According to the record of this case via NYSCEF — of which we may take judicial notice (see Corona v HHSC 13th St. Dev. Corp., 197 AD3d 1025, 1026 n [1st Dept 2021]) — after plaintiffs' motion was submitted, the court so-ordered a stipulation entered April 2, 2021, again requiring defendants to supply the previously ordered Jackson affidavit. According to the parties, the court, at a conference held on June 15, 2021, then directed the parties to each submit a one-page letter regarding plaintiffs' motion, which they did on June 18, 2021. Defendants' letter represented to the court that they had supplied two Jackson affidavits to plaintiffs; plaintiffs' letter complained that the Jackson affidavits were deficient. Insofar as we can determine, the Jackson affidavits themselves were never produced to Supreme Court, although plaintiffs have included them in the record on appeal.

Ultimately, Supreme Court denied plaintiffs' motion, finding that plaintiffs had not "sufficiently established that [d]efendants ha[d] willfully failed to provide discovery" and that "[d]efendants [*2]ha[d] substantially complied with [p]laintiffs' discovery demands, including Demand [#]6." The court gave plaintiffs leave to seek court approval "to move for preclusion . . . if it is determined that 'subsequently-found' [sic] documents should have been produced in response to Demand [#]6." The CPLR 2219(a) recitation in the order for review confirms that, while the court read the parties' June 18, 2021 letters, in addition to the papers filed in connection with the motion, it did not read the Jackson affidavits themselves.
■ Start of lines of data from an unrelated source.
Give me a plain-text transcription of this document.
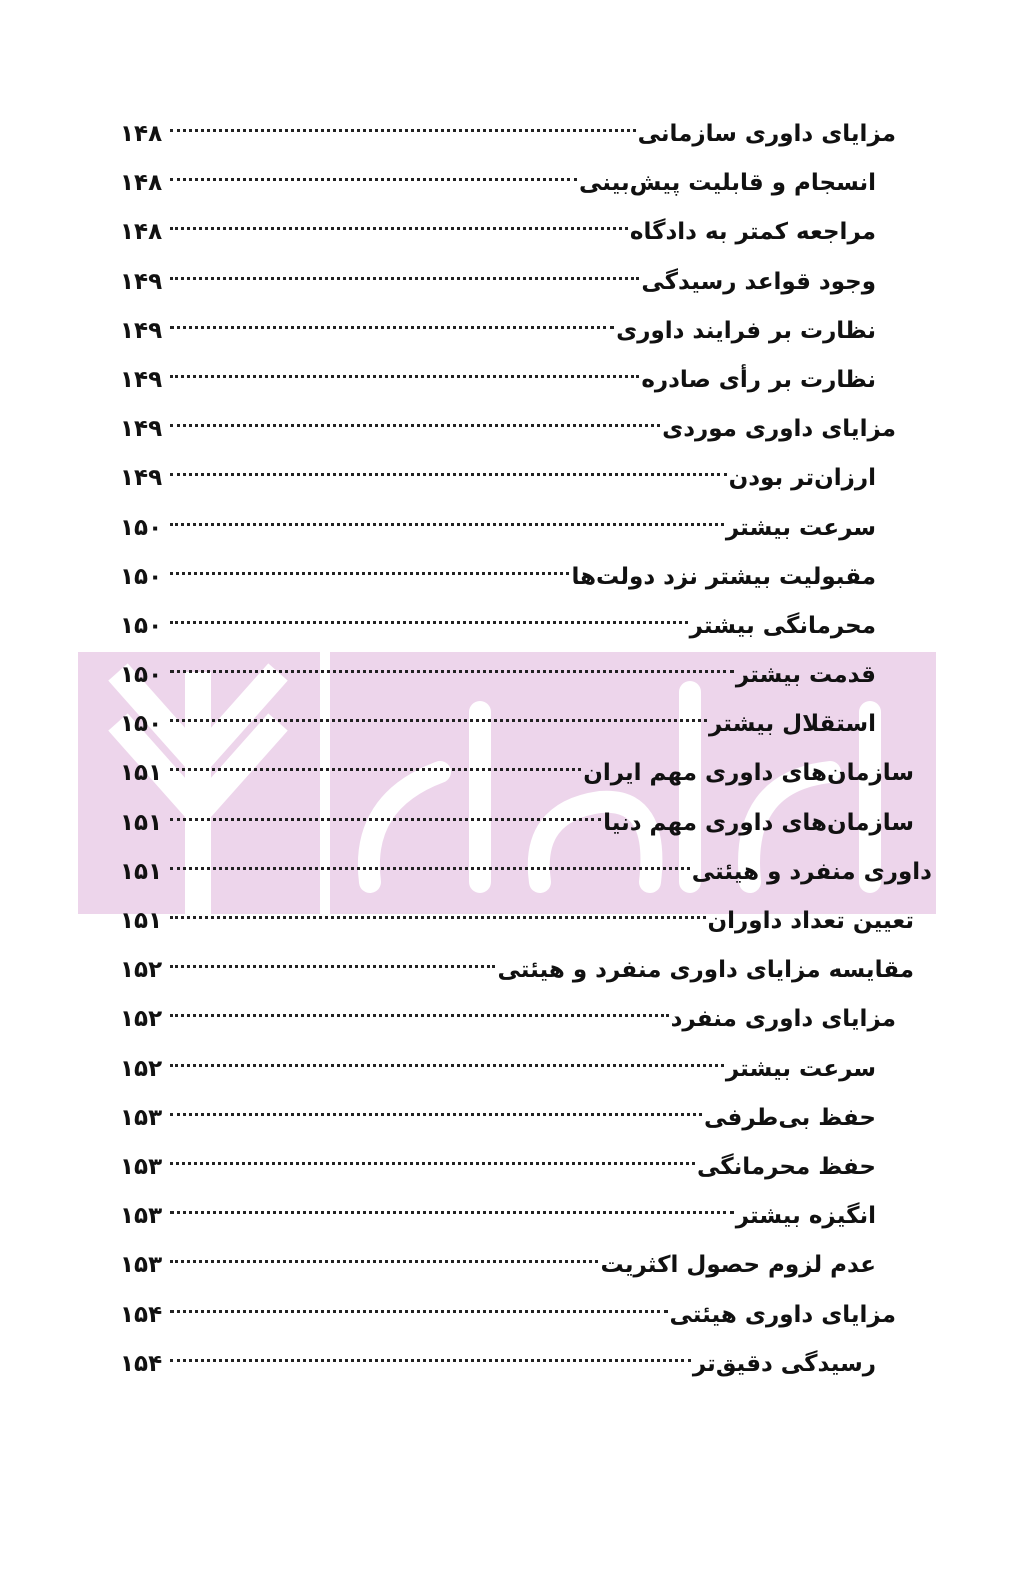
مزایای داوری سازمانی
۱۴۸
انسجام و قابلیت پیش‌بینی
۱۴۸
مراجعه کمتر به دادگاه
۱۴۸
وجود قواعد رسیدگی
۱۴۹
نظارت بر فرایند داوری
۱۴۹
نظارت بر رأی صادره
۱۴۹
مزایای داوری موردی
۱۴۹
ارزان‌تر بودن
۱۴۹
سرعت بیشتر
۱۵۰
مقبولیت بیشتر نزد دولت‌ها
۱۵۰
محرمانگی بیشتر
۱۵۰
قدمت بیشتر
۱۵۰
استقلال بیشتر
۱۵۰
سازمان‌های داوری مهم ایران
۱۵۱
سازمان‌های داوری مهم دنیا
۱۵۱
داوری منفرد و هیئتی
۱۵۱
تعیین تعداد داوران
۱۵۱
مقایسه مزایای داوری منفرد و هیئتی
۱۵۲
مزایای داوری منفرد
۱۵۲
سرعت بیشتر
۱۵۲
حفظ بی‌طرفی
۱۵۳
حفظ محرمانگی
۱۵۳
انگیزه بیشتر
۱۵۳
عدم لزوم حصول اکثریت
۱۵۳
مزایای داوری هیئتی
۱۵۴
رسیدگی دقیق‌تر
۱۵۴
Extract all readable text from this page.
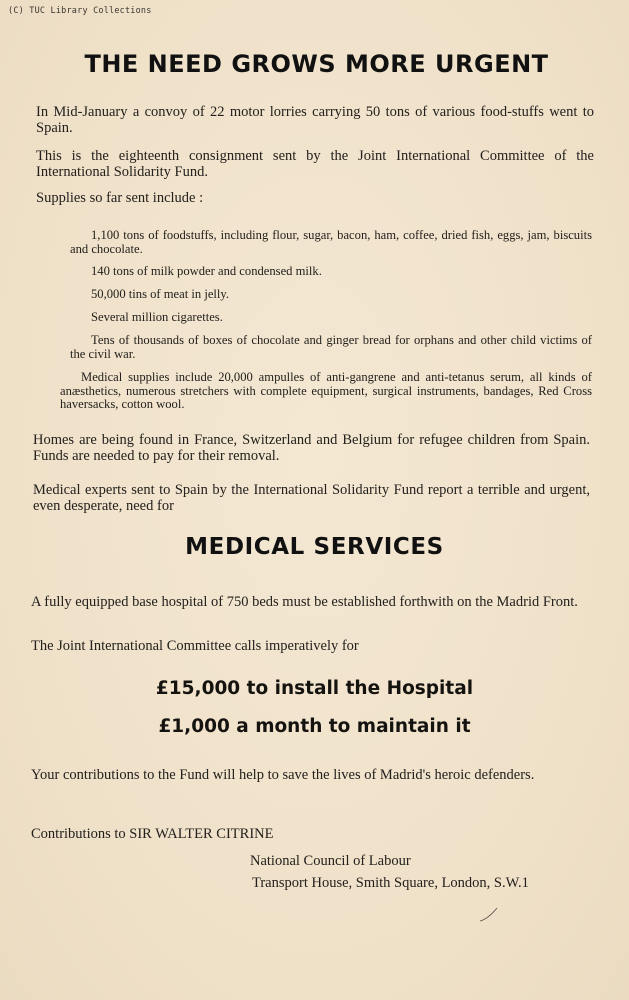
(C) TUC Library Collections
THE NEED GROWS MORE URGENT
In Mid-January a convoy of 22 motor lorries carrying 50 tons of various food-stuffs went to Spain.
This is the eighteenth consignment sent by the Joint International Committee of the International Solidarity Fund.
Supplies so far sent include :
1,100 tons of foodstuffs, including flour, sugar, bacon, ham, coffee, dried fish, eggs, jam, biscuits and chocolate.
140 tons of milk powder and condensed milk.
50,000 tins of meat in jelly.
Several million cigarettes.
Tens of thousands of boxes of chocolate and ginger bread for orphans and other child victims of the civil war.
Medical supplies include 20,000 ampulles of anti-gangrene and anti-tetanus serum, all kinds of anæsthetics, numerous stretchers with complete equipment, surgical instruments, bandages, Red Cross haversacks, cotton wool.
Homes are being found in France, Switzerland and Belgium for refugee children from Spain. Funds are needed to pay for their removal.
Medical experts sent to Spain by the International Solidarity Fund report a terrible and urgent, even desperate, need for
MEDICAL SERVICES
A fully equipped base hospital of 750 beds must be established forthwith on the Madrid Front.
The Joint International Committee calls imperatively for
£15,000 to install the Hospital
£1,000 a month to maintain it
Your contributions to the Fund will help to save the lives of Madrid's heroic defenders.
Contributions to SIR WALTER CITRINE
National Council of Labour
Transport House, Smith Square, London, S.W.1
We find that Supreme Court improvidently exercised its discretion in denying plaintiffs' motion and concluding that defendants both had not willfully failed to comply, and had substantially complied, with Demand #6 without reviewing defendants' Jackson affidavits. Despite six court orders directing defendants to supply a Jackson affidavit, defendants still did not do so until sometime after plaintiffs moved for the third time to strike defendants' answer, almost two years after first being ordered to do so. Under these circumstances, and given plaintiffs' well-founded allegations as to the insufficiency of defendants' Jackson affidavits, sanctions may very well be warranted, as we found them to be in Jackson (see 185 AD2d at 770). However, because the affidavits were never submitted to Supreme Court, either in connection with the motion underlying this appeal or otherwise, the affidavits are outside the record, and we cannot take judicial notice of them (see Samuels v Montefiore Med. Ctr., 49 AD3d 268 [1st Dept 2008]; Gintell v Coleman, 136 AD2d 515, 517 [1st Dept 1988]). Moreover, the parties' letters to Supreme Court describing the contents of those affidavits were hearsay (see HSBC Bank USA, N.A. v Greene, 190 AD3d 417, 418 [1st Dept 2021]). Accordingly, the proper course under these circumstances is to vacate the order and remit this case to Supreme Court to assess the sufficiency of defendants' Jackson affidavits in the first instance and determine whether sanctions are appropriate. Should Supreme Court find that the affidavits did not satisfy the requirements of a bona fide Jackson affidavit (see Jackson v City of New York, 185 AD2d at 770), the court has the ability to provide an appropriate remedy under CPLR 3126 (see Merrill Lynch, Pierce, Fenner & Smith, Inc. v Global Strat. Inc., 22 NY3d 877, 880 [2013]).

Plaintiffs' remaining arguments are academic in view of the foregoing.THIS CONSTITUTES THE DECISION AND ORDER

OF THE SUPREME COURT, APPELLATE DIVISION, FIRST DEPARTMENT.